Travel Gods Still Pissed Off


When we left out of Bozeman headed for Atlanta the weather report was moderate winds and party cloudy skies in ATL. Those turned into gale force winds, and huge-ass thunderheads. I think one of them actually looked like my third grade teacher....

Anyway, I was thinking "so much for partly cloudy" as I was cinching my seat belt tighter when the captain came on the p.a., said it was going to be rough and for the flight attends to sit the fuck down!

We flew through a thunder cell. This was not fun. It wasn't as bad as the Ireland fiasco, but it wasn't far from it. People were white-knuckling whatever they could get their hands on and literally screaming in terror as the plane would drop or be violently thrown side to side. I guess some people pay for this type of thing at amusement parks, but I'm not particularly sadistic in this regard and didn't enjoy it much. At least nobody was puking.
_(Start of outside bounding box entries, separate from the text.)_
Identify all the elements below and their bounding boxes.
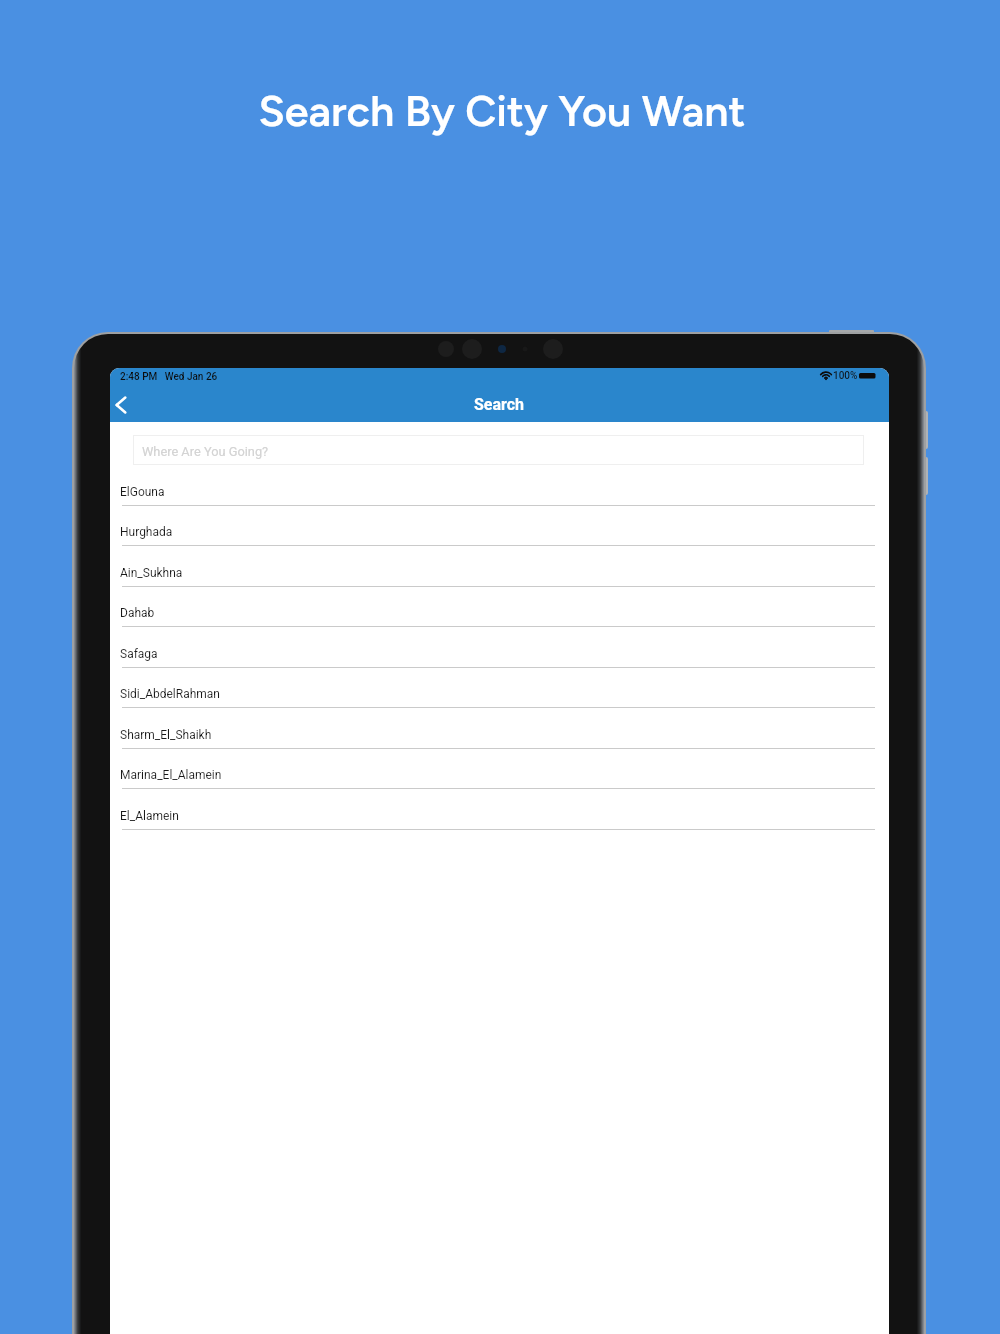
button[interactable]: ElGouna [110, 477, 889, 517]
staticText: Hurghada [120, 525, 173, 539]
staticText: Marina_El_Alamein [120, 768, 222, 782]
staticText: ElGouna [120, 485, 165, 499]
button[interactable]: Back [110, 388, 140, 422]
staticText: El_Alamein [120, 809, 179, 823]
staticText: Dahab [120, 606, 155, 620]
staticText: Search [474, 395, 525, 414]
staticText: Sharm_El_Shaikh [120, 728, 212, 742]
button[interactable]: El_Alamein [110, 801, 889, 841]
button[interactable]: Hurghada [110, 517, 889, 557]
staticText: Safaga [120, 647, 158, 661]
button[interactable]: Marina_El_Alamein [110, 760, 889, 800]
staticText: Where Are You Going? [142, 444, 269, 459]
button[interactable]: Dahab [110, 598, 889, 638]
button[interactable]: Safaga [110, 639, 889, 679]
button[interactable]: Sidi_AbdelRahman [110, 679, 889, 719]
staticText: Ain_Sukhna [120, 566, 183, 580]
staticText: 2:48 PM Wed Jan 26 [120, 371, 218, 383]
button[interactable]: Where Are You Going? [133, 435, 864, 465]
staticText: Search By City You Want [2, 85, 1000, 137]
button[interactable]: Ain_Sukhna [110, 558, 889, 598]
staticText: Sidi_AbdelRahman [120, 687, 220, 701]
button[interactable]: Sharm_El_Shaikh [110, 720, 889, 760]
staticText: 100% [833, 370, 858, 382]
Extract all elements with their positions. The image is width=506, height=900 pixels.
This was on a 757 and so I'm thinking the whole time - now what did Mrs. Bling! and Bling! me about tolerances? What about those rivets and stress fractures, etc. etc. as the wing is "cycling." That's a nice way of saying that it reminded me of a diving board after a fat bastard just went off into the deep end. And nobody says much when your iPod is floating off your lap.
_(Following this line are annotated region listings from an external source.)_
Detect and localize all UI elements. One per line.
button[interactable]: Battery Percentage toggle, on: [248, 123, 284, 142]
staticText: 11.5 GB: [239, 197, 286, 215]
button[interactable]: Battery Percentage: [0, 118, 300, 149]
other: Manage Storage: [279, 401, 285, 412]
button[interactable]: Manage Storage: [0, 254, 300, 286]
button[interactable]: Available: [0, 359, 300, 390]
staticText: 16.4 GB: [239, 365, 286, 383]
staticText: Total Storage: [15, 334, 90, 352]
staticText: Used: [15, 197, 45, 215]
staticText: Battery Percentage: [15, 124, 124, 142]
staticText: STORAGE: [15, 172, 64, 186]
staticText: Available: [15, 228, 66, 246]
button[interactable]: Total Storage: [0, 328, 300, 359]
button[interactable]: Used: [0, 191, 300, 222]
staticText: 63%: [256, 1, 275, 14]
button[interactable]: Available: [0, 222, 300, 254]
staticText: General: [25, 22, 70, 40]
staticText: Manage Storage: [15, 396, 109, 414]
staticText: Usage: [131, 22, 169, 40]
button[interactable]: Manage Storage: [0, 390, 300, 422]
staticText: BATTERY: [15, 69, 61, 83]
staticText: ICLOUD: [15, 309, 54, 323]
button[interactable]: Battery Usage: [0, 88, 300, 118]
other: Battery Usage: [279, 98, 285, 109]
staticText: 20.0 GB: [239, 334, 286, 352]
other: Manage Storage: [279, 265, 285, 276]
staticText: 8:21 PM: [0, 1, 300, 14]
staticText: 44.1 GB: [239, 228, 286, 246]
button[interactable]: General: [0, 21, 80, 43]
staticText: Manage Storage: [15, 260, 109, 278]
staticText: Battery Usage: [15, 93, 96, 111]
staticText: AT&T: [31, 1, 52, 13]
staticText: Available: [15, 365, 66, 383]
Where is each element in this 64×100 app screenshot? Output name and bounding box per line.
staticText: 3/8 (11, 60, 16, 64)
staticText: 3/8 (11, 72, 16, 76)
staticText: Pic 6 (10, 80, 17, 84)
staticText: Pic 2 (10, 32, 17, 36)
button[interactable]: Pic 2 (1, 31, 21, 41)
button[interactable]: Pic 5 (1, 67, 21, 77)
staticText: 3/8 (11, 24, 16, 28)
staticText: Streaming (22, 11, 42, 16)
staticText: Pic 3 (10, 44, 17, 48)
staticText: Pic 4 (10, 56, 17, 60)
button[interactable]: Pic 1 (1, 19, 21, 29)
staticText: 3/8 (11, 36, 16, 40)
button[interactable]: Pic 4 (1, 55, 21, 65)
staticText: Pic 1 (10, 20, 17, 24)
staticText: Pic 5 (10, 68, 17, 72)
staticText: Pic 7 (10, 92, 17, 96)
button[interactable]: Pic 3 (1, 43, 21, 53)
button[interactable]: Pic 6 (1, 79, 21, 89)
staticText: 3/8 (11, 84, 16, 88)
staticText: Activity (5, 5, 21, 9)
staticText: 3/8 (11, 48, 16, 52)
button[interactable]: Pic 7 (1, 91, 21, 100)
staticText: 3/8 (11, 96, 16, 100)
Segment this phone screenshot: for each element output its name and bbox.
But, yes....we made it....to another airport. Mainly because after flying through the cell it was decided that it was too dangerous to land. We made it to a regional airport and waited to get re-fueled (Bling! does this sound familiar?). They wouldn't let us off the plane so I was walking around and started talking to the captain. He was pulling up the weather radar on his do-hickey and was showing me the huge-ass red cell that we just flew through. I couldn't tell, but I think he was actually bragging a little bit. I wanted to wring his neck.

Anyway, I just wanted to say a quick thank you to Bling! and Mrs. Bling! for all the tin files and things they have told me over the years. I put it to good use up there.
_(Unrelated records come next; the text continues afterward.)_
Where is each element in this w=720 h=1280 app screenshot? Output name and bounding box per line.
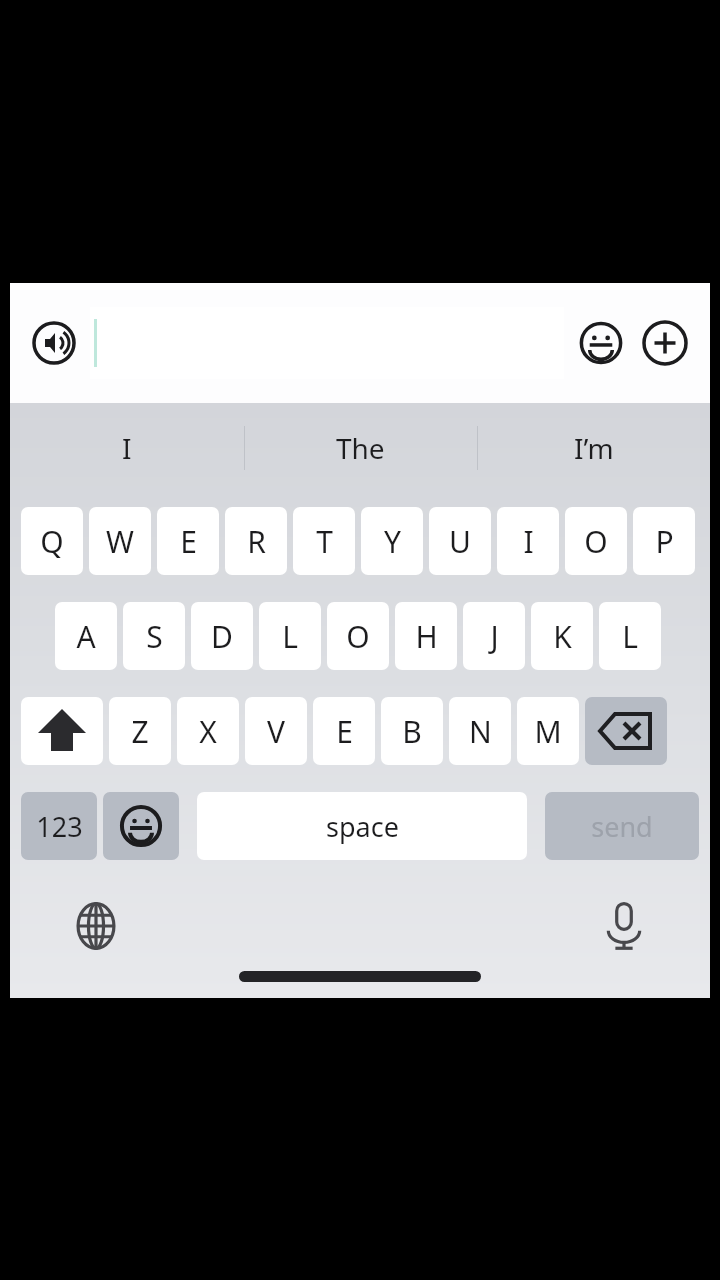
staticText: W — [106, 521, 134, 562]
button[interactable]: Q — [21, 507, 83, 575]
staticText: T — [316, 521, 333, 562]
button[interactable]: Emoji — [578, 320, 624, 366]
staticText: send — [591, 808, 653, 845]
staticText: I — [523, 521, 534, 562]
button[interactable]: L — [599, 602, 661, 670]
staticText: Q — [40, 521, 64, 562]
button[interactable]: T — [293, 507, 355, 575]
staticText: P — [655, 521, 674, 562]
staticText: E — [336, 711, 353, 752]
button[interactable]: B — [381, 697, 443, 765]
button[interactable] — [90, 307, 564, 379]
button[interactable]: I — [10, 403, 244, 493]
staticText: S — [146, 616, 163, 657]
button[interactable]: M — [517, 697, 579, 765]
staticText: K — [553, 616, 572, 657]
button[interactable]: E — [313, 697, 375, 765]
staticText: D — [211, 616, 233, 657]
button[interactable]: V — [245, 697, 307, 765]
staticText: L — [622, 616, 638, 657]
staticText: I — [122, 429, 132, 467]
button[interactable]: X — [177, 697, 239, 765]
button[interactable]: O — [327, 602, 389, 670]
staticText: 123 — [36, 808, 83, 845]
staticText: Y — [384, 521, 401, 562]
button[interactable]: 123 — [21, 792, 97, 860]
staticText: H — [415, 616, 438, 657]
button[interactable]: A — [55, 602, 117, 670]
button[interactable]: W — [89, 507, 151, 575]
button[interactable]: P — [633, 507, 695, 575]
button[interactable]: E — [157, 507, 219, 575]
staticText: E — [180, 521, 197, 562]
staticText: V — [267, 711, 285, 752]
button[interactable]: I’m — [477, 403, 710, 493]
button[interactable]: Backspace — [585, 697, 667, 765]
staticText: R — [247, 521, 266, 562]
button[interactable]: Voice input — [596, 898, 652, 954]
button[interactable]: L — [259, 602, 321, 670]
staticText: O — [584, 521, 608, 562]
button[interactable]: H — [395, 602, 457, 670]
staticText: X — [199, 711, 217, 752]
button[interactable]: K — [531, 602, 593, 670]
staticText: I’m — [574, 429, 614, 467]
button[interactable]: N — [449, 697, 511, 765]
button[interactable]: space — [197, 792, 527, 860]
button[interactable]: Switch language — [68, 898, 124, 954]
button[interactable]: The — [244, 403, 477, 493]
staticText: L — [282, 616, 298, 657]
button[interactable]: R — [225, 507, 287, 575]
button[interactable]: send — [545, 792, 699, 860]
staticText: J — [490, 616, 499, 657]
button[interactable]: Audio message — [32, 321, 76, 365]
button[interactable]: O — [565, 507, 627, 575]
staticText: O — [346, 616, 370, 657]
button[interactable]: Emoji keyboard — [103, 792, 179, 860]
button[interactable]: S — [123, 602, 185, 670]
staticText: N — [469, 711, 492, 752]
staticText: M — [534, 711, 562, 752]
button[interactable]: Add attachment — [642, 320, 688, 366]
staticText: space — [326, 808, 399, 845]
staticText: B — [402, 711, 422, 752]
button[interactable]: Shift — [21, 697, 103, 765]
staticText: U — [449, 521, 471, 562]
button[interactable]: I — [497, 507, 559, 575]
staticText: The — [336, 429, 385, 467]
button[interactable]: U — [429, 507, 491, 575]
button[interactable]: D — [191, 602, 253, 670]
staticText: Z — [131, 711, 149, 752]
button[interactable]: Z — [109, 697, 171, 765]
button[interactable]: Y — [361, 507, 423, 575]
button[interactable]: J — [463, 602, 525, 670]
staticText: A — [76, 616, 96, 657]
But it wasn’t over, yet….because we flew back to ATL and of course all the connecting flights were either gone or cancelled. So there was about…oh…the entire population of Georgia at the airport trying to get their bags, a hotel, a car, something to eat, you name it.

Delta already had me re-booked on the first flight out and a voucher for a discount at a hotel. So I called the hotel and they wouldn’t answer the phone….at all…..ever… so I gave up and scrambled for the “courtesy” phone wall and began calling all the hotels in the area. I lucked out (?) and got a roach-infested flea-bag hotel for $100.00. Now all I had to do was grab a shuttle.

Let me tell you that ATL has got the most fucked up, ass-backwards, inefficient shuttle and bus system I have ever seen at an airport. It was a disaster. It was crowded to the point of not being able to move, everybody was pissed off, and nobody could get to their shuttles because nobody knew where they would park, there were no lines, it was complete chaos, and it was hot. Isn’t that a great combo??

After being pissed off for another hour or so I finally gave up and grabbed a taxi. I got to the roach motel about 1:00am and then was able to get a pizza delivered (I hadn’t eaten in about 12 hours at this point) and crashed about 2:00am. BTW, did I mention that the floor at the hotel was slimy? It was rather disgusting and of course my luggage was “in transit” and I had no fresh clothes after sweating my balls off at the shuttle service.

You might recall I said I had the first flight out and I finally got crashed about 2:00am. So after four hours of broken sleep I made it to the airport to grab the flight. I obviously still haven’t appeased the travel gods.